Dato espera encontrar ainda ossos do esqueleto a que pertencia o crânio. Só então saberemos se essa criatura era parecida com o H. erectus, com o H. habilis ou com uma espécie intermediária (por enquanto, Dato considera os hominídeos de Dmanisi como H. erectus). De uma coisa, porém, podemos ter certeza: o achado em Dmanisi complica a maioria dos modelos nos quais o H. erectus usa seu cérebro maior para realizar a longa marcha até a Eurásia. Em Java e na China, o H. erectus era mais pesado e mais robusto do que na África. Além disso, o Erectus asiático não possuía machados pequenos. Assim é possível que o H. erectus tenha evoluído a partir dessa primitiva linhagem de Dmanisi em algum ponto da Ásia e depois retornado à África. Talvez tenham ocorrido várias migrações em ambas as direções.
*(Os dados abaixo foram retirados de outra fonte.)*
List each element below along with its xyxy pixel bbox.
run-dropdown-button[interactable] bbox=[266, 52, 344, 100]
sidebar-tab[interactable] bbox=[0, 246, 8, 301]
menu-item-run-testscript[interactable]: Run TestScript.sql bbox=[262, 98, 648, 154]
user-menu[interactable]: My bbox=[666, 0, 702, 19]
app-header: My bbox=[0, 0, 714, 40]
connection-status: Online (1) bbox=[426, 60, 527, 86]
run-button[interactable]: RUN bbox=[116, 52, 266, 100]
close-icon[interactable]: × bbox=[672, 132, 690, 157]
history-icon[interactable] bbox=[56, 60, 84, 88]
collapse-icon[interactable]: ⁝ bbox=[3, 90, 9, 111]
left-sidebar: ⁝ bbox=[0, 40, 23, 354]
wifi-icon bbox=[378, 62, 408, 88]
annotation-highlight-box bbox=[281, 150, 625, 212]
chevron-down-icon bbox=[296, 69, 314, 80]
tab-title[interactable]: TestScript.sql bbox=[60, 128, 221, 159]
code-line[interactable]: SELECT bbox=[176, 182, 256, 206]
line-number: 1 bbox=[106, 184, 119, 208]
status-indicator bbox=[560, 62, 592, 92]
Milford Wolpoff, da Universidade de Michigan, propõe que abandonemos por completo o conceito de H. erectus e consideremos tudo o que veio depois do H. habilis como Homo sapiens. A enorme diversidade dos espécimes em Dmanisi pode contribuir para essa revisão radical da genealogia do Homo.

Em Dmanisi foram exumadas partes de até seis indivíduos na mesma camada de rocha, entre elas uma enorme mandíbula, pertencente a um indivíduo bem maior que os outros. É possível, portanto, que ali existam várias espécies de hominídeo, mas Dato acha isso improvável – os fósseis estavam próximos uns dos outros, e não é comum encontrar espécies distintas de hominídeos no mesmo local. Se eles pertencem à mesma espécie, então a disparidade de tamanho tem outra explicação. Talvez a mandíbula grande pertença a um macho velho – e, como ocorre com os atuais gorilas, os machos de Dmanisi eram maiores que as fêmeas. Ou talvez nossos ancestrais apresentassem tamanhos tão variados quanto os dos atuais seres humanos. Afinal, jogadores de basquete e anões são membros da mesma espécie. Não é concebível que os nomes atribuídos aos vários tipos primitivos de Homo tenham afinal complicado demais nossa árvore genealógica?

É o tipo de questão que interessa a Dato. Ele também está contente por essa reavaliação crítica dos primeiros passos da humanidade ter começado ao mesmo tempo em que a Geórgia consolidava sua independência. “Dmanisi foi nosso primeiro grande projeto científico internacional. E tivemos sorte.”